Books I wish I'd written - hey, I probably did in a previous life and that's why I'm being punished.

This is my new favourite website, a motley collection of 19th century moral literature for children. Here you'll find miserable orphans, heathen children saved by missionaries, advice for young gentlemen and useful hints and tips on avoiding the pox. All edifying stuff! Here's a taster from an anti-tobacco pamphlet.

"WHEN cigarettes had put into his grave a boy of sixteen--mark you, lads! he's only one of many hurried away in this awful fashion--the press of the country had many things to say.
"To begin with you must know that cigarettes contain at least two actual poisons. One is called nicotine, and one drop of it will kill a full-grown dog. Another is called empyreumatic oil, and two drops of this will kill a cat almost instantly."


The moral of this book is don't leave your fag packet lying around if you have pets.

I want this one reprinted for Pooky and Puggle:

from ETIQUETTE FOR LITTLE FOLKS.
SUSIE SUNBEAM'S SERIES.

If you pass by your parents at any place, where you see them, either by themselves or with company, always bow to them.

Never speak to your parents without some title of repect, as Sir, Madam, &c.
Dispute not, nor delay to obey your parents' commands.

Never grumble, or show discontent at any thing your parents appoint, speak or do.
If any command or errand is given you to perform, do it with alacrity.
Bear with meekness and patience, and without murmuring or sullenness, your parents' reproofs or corrections, even if it should sometimes happen that they are undeserved.

Friday, November 10, 2006

Gotcha!

God so loved the world that he made up his mind to damn a large majority of the human race. - Robert G. Ingersoll

The Jehovah's witnesses called today, when Pooky was at school, so I decided to tell them what I thought. Which to be concise, was that I wasn't happy with them spreading homophobia in their publications by calling gay marriages 'immoral' and likening them to paedophilia. (what the fuck?!?!)
We had a good old chat about it, and according to the JWs, gay people can, and should, be changed. So I played what I like to call the Hitler card. I reminded them that homosexuals and Jehovah's Witnesses were both herded into the death camps and that perhaps a little tolerance was called for, if the same thing were not to be repeated. They liked this theme. They told me all about the atrocities the nazis inflicted on the brave witnesses to get them to deny their faith, but they wouldn't budge. And all credit to them. So I think they're mad. No reason to kill 'em. Hell, the more blood in the bloodbank for me, the better.
SO, JWs, my point was, if the WITNESSES couldn't change, WHY should the gay people? And why are people who try to pedal their religion based on the idea that they love everyone, spouting the kind of ideas I'd expect to find in Mein Kampf?
HUH?

Surely, I thought, I've got rid of them now. But no, they thanked me for the debate, said they welcomed feedback and said they'd see me next time.
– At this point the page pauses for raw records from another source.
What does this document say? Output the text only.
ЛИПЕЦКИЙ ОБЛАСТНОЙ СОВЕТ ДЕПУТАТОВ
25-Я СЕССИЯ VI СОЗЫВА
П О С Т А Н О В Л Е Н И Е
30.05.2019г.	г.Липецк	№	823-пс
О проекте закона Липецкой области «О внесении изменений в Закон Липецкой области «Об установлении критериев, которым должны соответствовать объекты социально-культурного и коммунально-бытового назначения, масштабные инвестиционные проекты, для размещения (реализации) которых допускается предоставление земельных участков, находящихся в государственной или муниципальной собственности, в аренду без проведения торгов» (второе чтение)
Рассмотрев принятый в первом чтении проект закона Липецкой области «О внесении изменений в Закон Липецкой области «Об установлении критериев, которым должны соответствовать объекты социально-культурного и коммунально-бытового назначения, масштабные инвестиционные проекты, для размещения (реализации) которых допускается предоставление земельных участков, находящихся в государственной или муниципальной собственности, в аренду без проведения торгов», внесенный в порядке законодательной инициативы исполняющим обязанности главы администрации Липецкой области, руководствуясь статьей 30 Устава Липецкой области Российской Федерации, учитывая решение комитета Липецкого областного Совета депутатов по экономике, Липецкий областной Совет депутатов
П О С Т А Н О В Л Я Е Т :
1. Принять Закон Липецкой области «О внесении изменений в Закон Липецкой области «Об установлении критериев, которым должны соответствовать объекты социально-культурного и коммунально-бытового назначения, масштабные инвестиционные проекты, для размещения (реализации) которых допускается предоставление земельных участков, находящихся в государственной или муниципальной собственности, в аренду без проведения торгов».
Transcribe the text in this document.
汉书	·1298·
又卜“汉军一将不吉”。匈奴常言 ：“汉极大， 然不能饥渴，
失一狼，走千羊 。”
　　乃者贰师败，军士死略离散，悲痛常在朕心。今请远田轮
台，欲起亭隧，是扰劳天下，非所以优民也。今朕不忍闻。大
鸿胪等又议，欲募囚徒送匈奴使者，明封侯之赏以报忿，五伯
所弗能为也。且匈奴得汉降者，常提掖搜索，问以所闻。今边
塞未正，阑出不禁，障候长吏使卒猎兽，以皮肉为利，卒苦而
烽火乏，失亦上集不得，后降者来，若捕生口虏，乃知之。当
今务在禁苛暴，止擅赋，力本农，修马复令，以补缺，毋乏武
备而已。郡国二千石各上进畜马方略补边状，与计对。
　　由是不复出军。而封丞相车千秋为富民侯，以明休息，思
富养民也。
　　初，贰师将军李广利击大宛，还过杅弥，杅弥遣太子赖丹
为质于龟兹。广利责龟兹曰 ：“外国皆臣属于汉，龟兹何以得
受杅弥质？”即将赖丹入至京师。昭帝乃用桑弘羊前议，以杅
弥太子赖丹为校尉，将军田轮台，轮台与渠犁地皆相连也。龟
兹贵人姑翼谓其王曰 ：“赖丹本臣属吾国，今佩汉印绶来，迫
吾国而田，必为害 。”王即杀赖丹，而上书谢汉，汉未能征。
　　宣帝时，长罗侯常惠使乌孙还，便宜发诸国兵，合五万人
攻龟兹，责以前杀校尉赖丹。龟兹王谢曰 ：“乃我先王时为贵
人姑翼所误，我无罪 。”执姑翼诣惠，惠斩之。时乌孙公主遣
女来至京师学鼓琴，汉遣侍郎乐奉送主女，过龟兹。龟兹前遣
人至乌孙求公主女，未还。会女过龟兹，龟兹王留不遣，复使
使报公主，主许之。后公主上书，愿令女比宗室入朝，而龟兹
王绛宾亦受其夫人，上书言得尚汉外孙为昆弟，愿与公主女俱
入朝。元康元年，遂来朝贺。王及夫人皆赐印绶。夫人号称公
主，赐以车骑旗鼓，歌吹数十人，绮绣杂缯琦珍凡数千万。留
All together now, AAAAAAAAAAAAAAAAAAAAAAAARrGHHHHHHHHHH!!!!!!!!!!

No, but I've got this great idea for next time see, it involves a goat's head and some upside down crosses.........

Thursday, November 09, 2006

Life With Nano

I am eight days into Nanowrimo (write a 50,000 word novel in a month! Lose all your friends! Email and phone no-one! Fail to Wash, etc etc you get my drift) and sodding crap I am bored. Yeah, I know I'll feel a massive sense of achievement when the currently limply titled "Hannah's Worst Nightmare" is finished, but it is seriously eating into my pissing about on the internet and drinking beer time. And even now I am only writing this blog in order to put off Nano-ing.
Ach well, I am having two days off this weekend, as I am going to my Grandfather-in-law's 90th birthday party. I am sure it will all seem much better after that.